The character arc of Danny is certainly satisfying as he develops from a rather shallow Governor's assistant to a critical, questioning man of action at the front-line of two competing empires. However I think the author could trust his readers more to reach these conclusions and judge the hero for ourselves. Quite frequently, other characters step in to pronounce on David's moral fibre in case we've missed the point: 'You had it all and made a stand. And then every-time you came to a crisis, you've chosen what you think is the morally right path …' The plotting is ambitious in scale as the action moves through four different planets or ships, each bringing further revelations and tests of loyalty for Danny.

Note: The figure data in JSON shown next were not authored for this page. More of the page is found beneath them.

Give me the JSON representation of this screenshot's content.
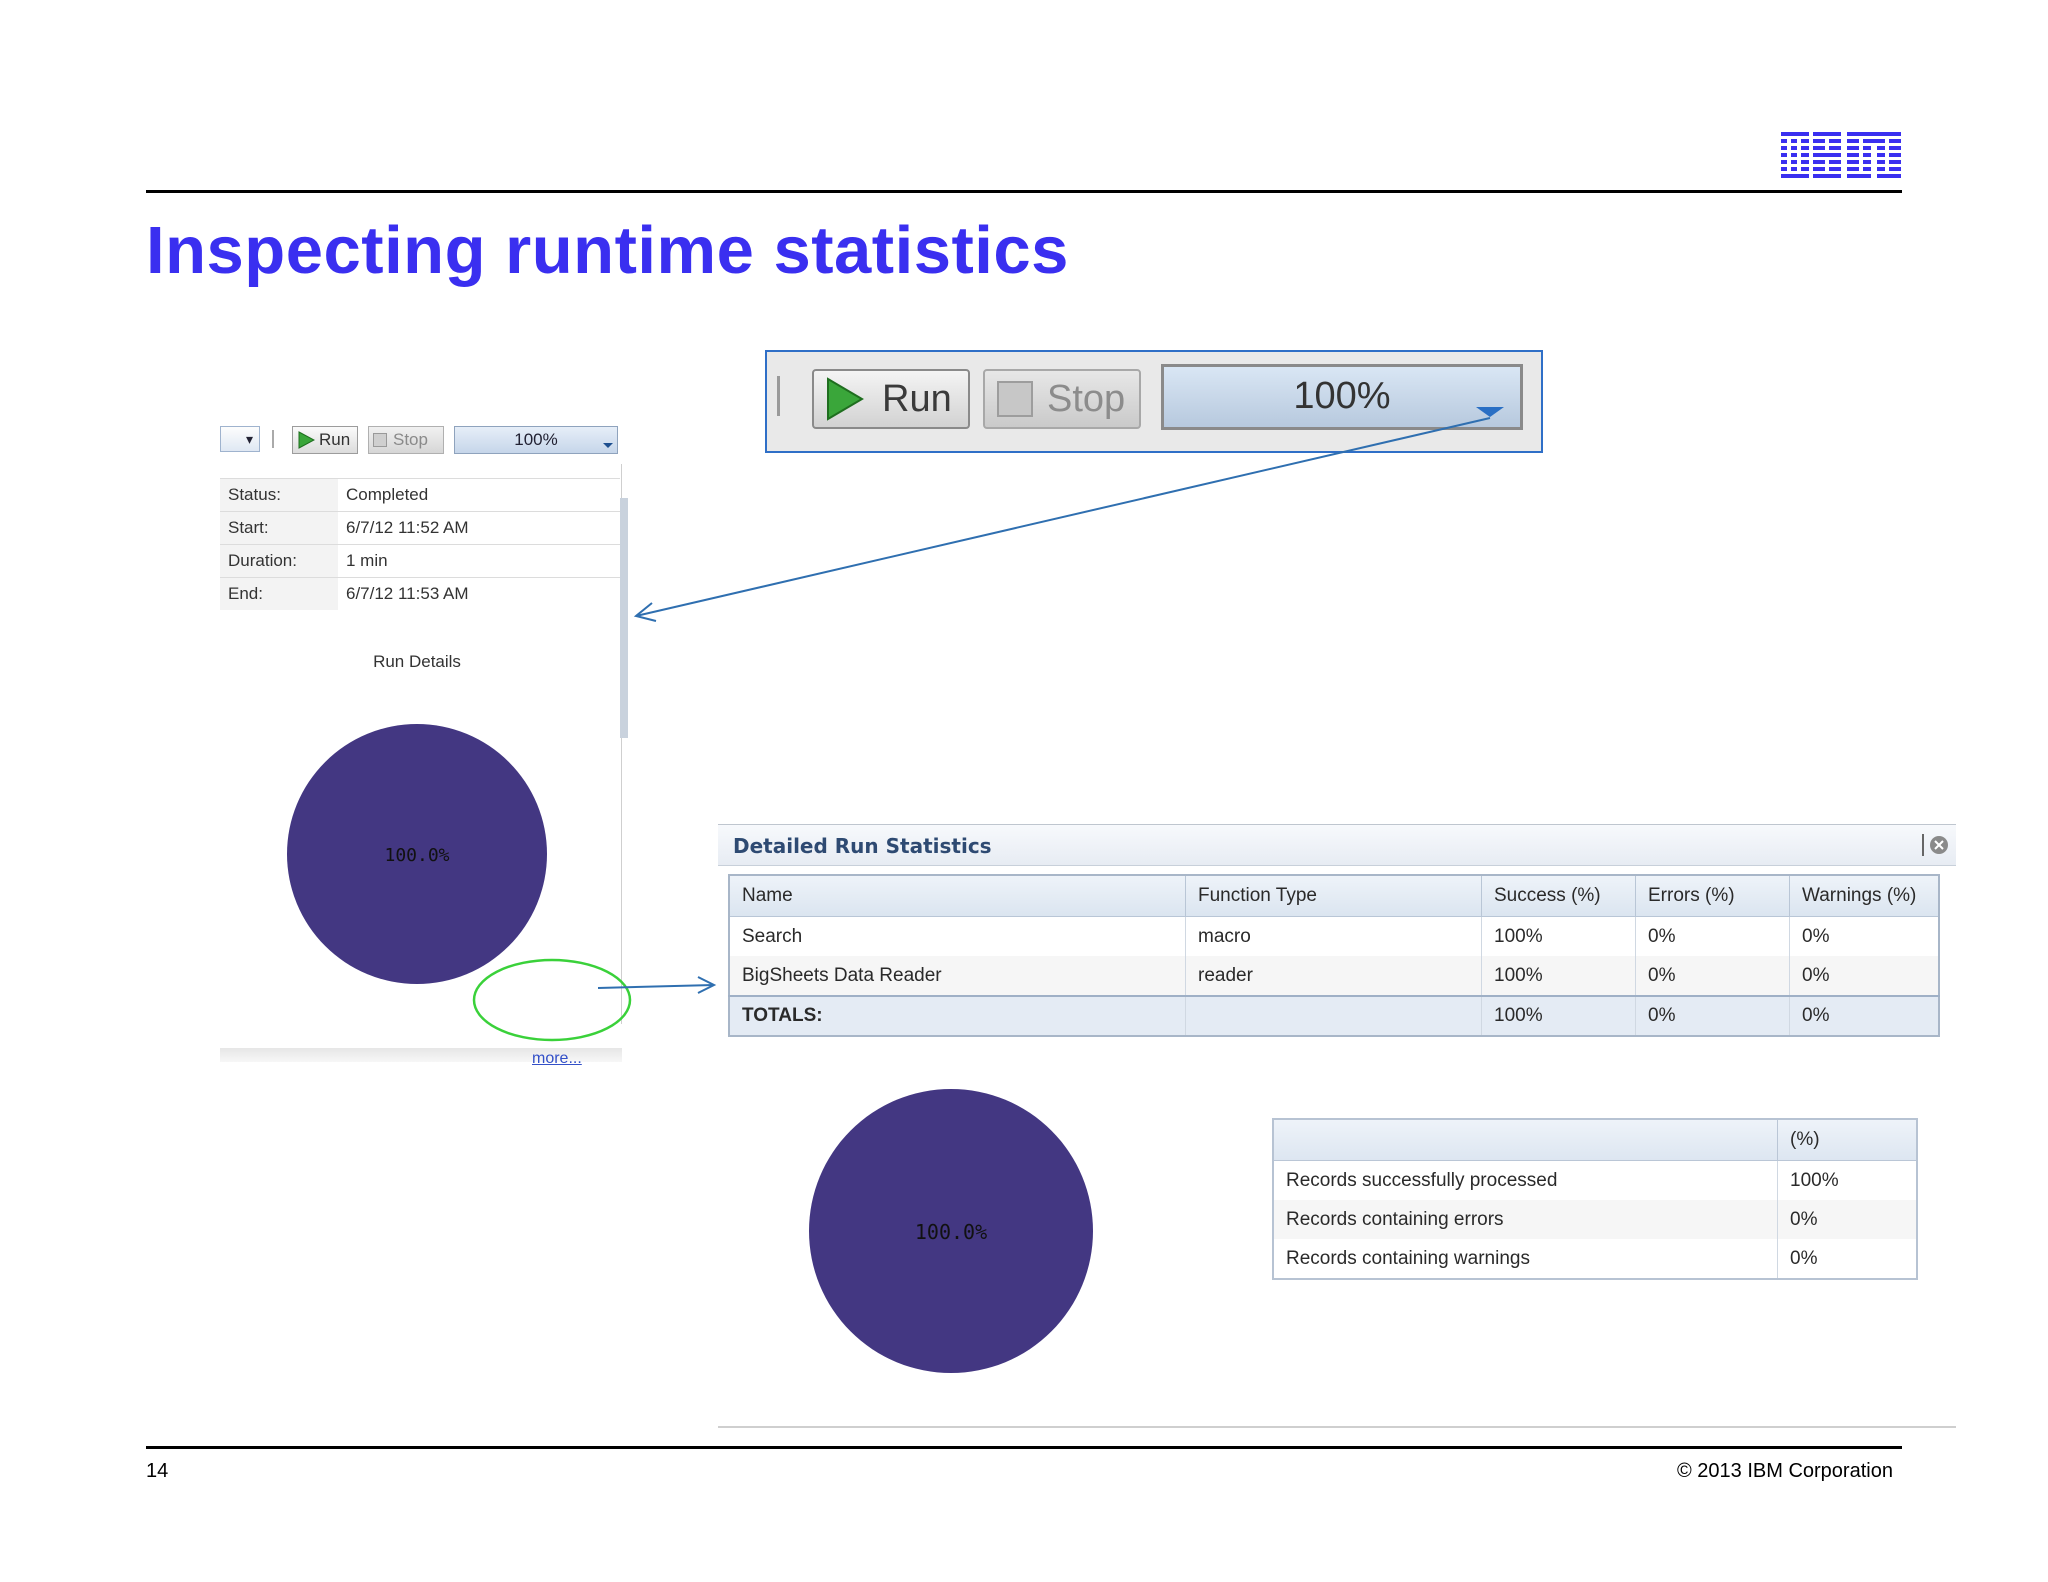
{
  "slide": {
    "title": "Inspecting runtime statistics",
    "logo_text": "IBM",
    "page_number": "14",
    "copyright": "© 2013 IBM Corporation"
  },
  "zoomed_toolbar": {
    "run_label": "Run",
    "stop_label": "Stop",
    "progress_label": "100%"
  },
  "small_panel": {
    "dropdown_label": "▾",
    "run_label": "Run",
    "stop_label": "Stop",
    "progress_label": "100%",
    "rows": [
      {
        "key": "Status:",
        "value": "Completed"
      },
      {
        "key": "Start:",
        "value": "6/7/12 11:52 AM"
      },
      {
        "key": "Duration:",
        "value": "1 min"
      },
      {
        "key": "End:",
        "value": "6/7/12 11:53 AM"
      }
    ],
    "run_details_label": "Run Details",
    "pie_label": "100.0%",
    "more_link": "more..."
  },
  "detailed": {
    "title": "Detailed Run Statistics",
    "columns": [
      "Name",
      "Function Type",
      "Success (%)",
      "Errors (%)",
      "Warnings (%)"
    ],
    "rows": [
      [
        "Search",
        "macro",
        "100%",
        "0%",
        "0%"
      ],
      [
        "BigSheets Data Reader",
        "reader",
        "100%",
        "0%",
        "0%"
      ]
    ],
    "totals": [
      "TOTALS:",
      "",
      "100%",
      "0%",
      "0%"
    ],
    "pie_label": "100.0%",
    "records_header": "(%)",
    "records": [
      [
        "Records successfully processed",
        "100%"
      ],
      [
        "Records containing errors",
        "0%"
      ],
      [
        "Records containing warnings",
        "0%"
      ]
    ]
  },
  "colors": {
    "title": "#3a2ff0",
    "pie": "#433782",
    "ibm_logo": "#3a2ff0",
    "arrow": "#2f6fb0",
    "highlight_ellipse": "#3ad13a"
  }
}
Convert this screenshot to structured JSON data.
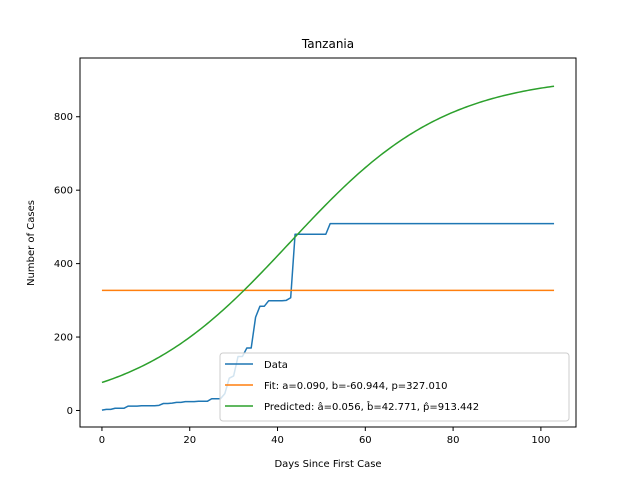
{
  "chart_data": {
    "type": "line",
    "title": "Tanzania",
    "xlabel": "Days Since First Case",
    "ylabel": "Number of Cases",
    "xlim": [
      -5,
      108
    ],
    "ylim": [
      -45,
      960
    ],
    "xticks": [
      0,
      20,
      40,
      60,
      80,
      100
    ],
    "yticks": [
      0,
      200,
      400,
      600,
      800
    ],
    "xtick_labels": [
      "0",
      "20",
      "40",
      "60",
      "80",
      "100"
    ],
    "ytick_labels": [
      "0",
      "200",
      "400",
      "600",
      "800"
    ],
    "grid": false,
    "legend_position": "lower-right",
    "series": [
      {
        "name": "Data",
        "color": "#1f77b4",
        "x": [
          0,
          1,
          2,
          3,
          4,
          5,
          6,
          7,
          8,
          9,
          10,
          11,
          12,
          13,
          14,
          15,
          16,
          17,
          18,
          19,
          20,
          21,
          22,
          23,
          24,
          25,
          26,
          27,
          28,
          29,
          30,
          31,
          32,
          33,
          34,
          35,
          36,
          37,
          38,
          39,
          40,
          41,
          42,
          43,
          44,
          45,
          46,
          47,
          48,
          49,
          50,
          51,
          52,
          53,
          54,
          55,
          56,
          57,
          58,
          59,
          60,
          61,
          62,
          63,
          64,
          65,
          66,
          67,
          68,
          69,
          70,
          71,
          72,
          73,
          74,
          75,
          76,
          77,
          78,
          79,
          80,
          81,
          82,
          83,
          84,
          85,
          86,
          87,
          88,
          89,
          90,
          91,
          92,
          93,
          94,
          95,
          96,
          97,
          98,
          99,
          100,
          101,
          102,
          103
        ],
        "y": [
          1,
          3,
          3,
          6,
          6,
          6,
          12,
          12,
          12,
          13,
          13,
          13,
          13,
          14,
          19,
          19,
          20,
          22,
          22,
          24,
          24,
          24,
          25,
          25,
          25,
          32,
          32,
          32,
          46,
          88,
          94,
          147,
          147,
          170,
          170,
          254,
          284,
          284,
          299,
          299,
          299,
          299,
          300,
          307,
          480,
          480,
          480,
          480,
          480,
          480,
          480,
          480,
          509,
          509,
          509,
          509,
          509,
          509,
          509,
          509,
          509,
          509,
          509,
          509,
          509,
          509,
          509,
          509,
          509,
          509,
          509,
          509,
          509,
          509,
          509,
          509,
          509,
          509,
          509,
          509,
          509,
          509,
          509,
          509,
          509,
          509,
          509,
          509,
          509,
          509,
          509,
          509,
          509,
          509,
          509,
          509,
          509,
          509,
          509,
          509,
          509,
          509,
          509,
          509
        ]
      },
      {
        "name": "Fit: a=0.090, b=-60.944, p=327.010",
        "color": "#ff7f0e",
        "x": [
          0,
          103
        ],
        "y": [
          327.01,
          327.01
        ]
      },
      {
        "name": "Predicted: â=0.056, b̂=42.771, p̂=913.442",
        "color": "#2ca02c",
        "model": "logistic",
        "params": {
          "a": 0.056,
          "b": 42.771,
          "p": 913.442
        },
        "x_range": [
          0,
          103
        ]
      }
    ]
  }
}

If the section on the world of Engalise seems to digress somewhat, it is clearly laying the groundwork of interplanetary histories and divergent cultures that will sustain multiple narratives of 'the Angelican saga' to come.  (Unsurprisingly, on the publisher's author page Wilkinson lists Isaac Asimov with his masterly 'Foundation Trilogy' as an early influence.) So a word to the editors at Inspired Quill Publishing – I'd have loved a glossary for some of this that I could refer back to. But the pace picks up as Danny and his new Federation comrades head 'home' to La Marque for a show-down. A very well-executed invasion scene, lots of twists and reversals, jet fire and sonic booms and a cavalry of horses all bring the rollicking adventure to a shocking and suitably thoughtful conclusion.
 
 

In the parlance of the novel, this writer is a 'noob' but certainly no 'puny'. The writing grows and matures much as its hero does. It finds its stride some way in and goes on to earn its place in the stellar fleet of spaceship sagas that thicken the skies of our sci-fi universe. The intricacy of its world building, the dark themes of political conspiracy and state repression, the heartfelt conflicts of its characters are all sure to bring readers back. I can only hope the sequel will excavate more of the history of these feuding galactic empires, as well as their hard-fought futures. All in all, it was a well-crafted and enjoyable debut from Wilkinson and when Danny dusts himself down, he surely has plenty more to deliver as the hero of an unfolding epic. If you like your science-fiction intelligent and intense, this is one saga to follow.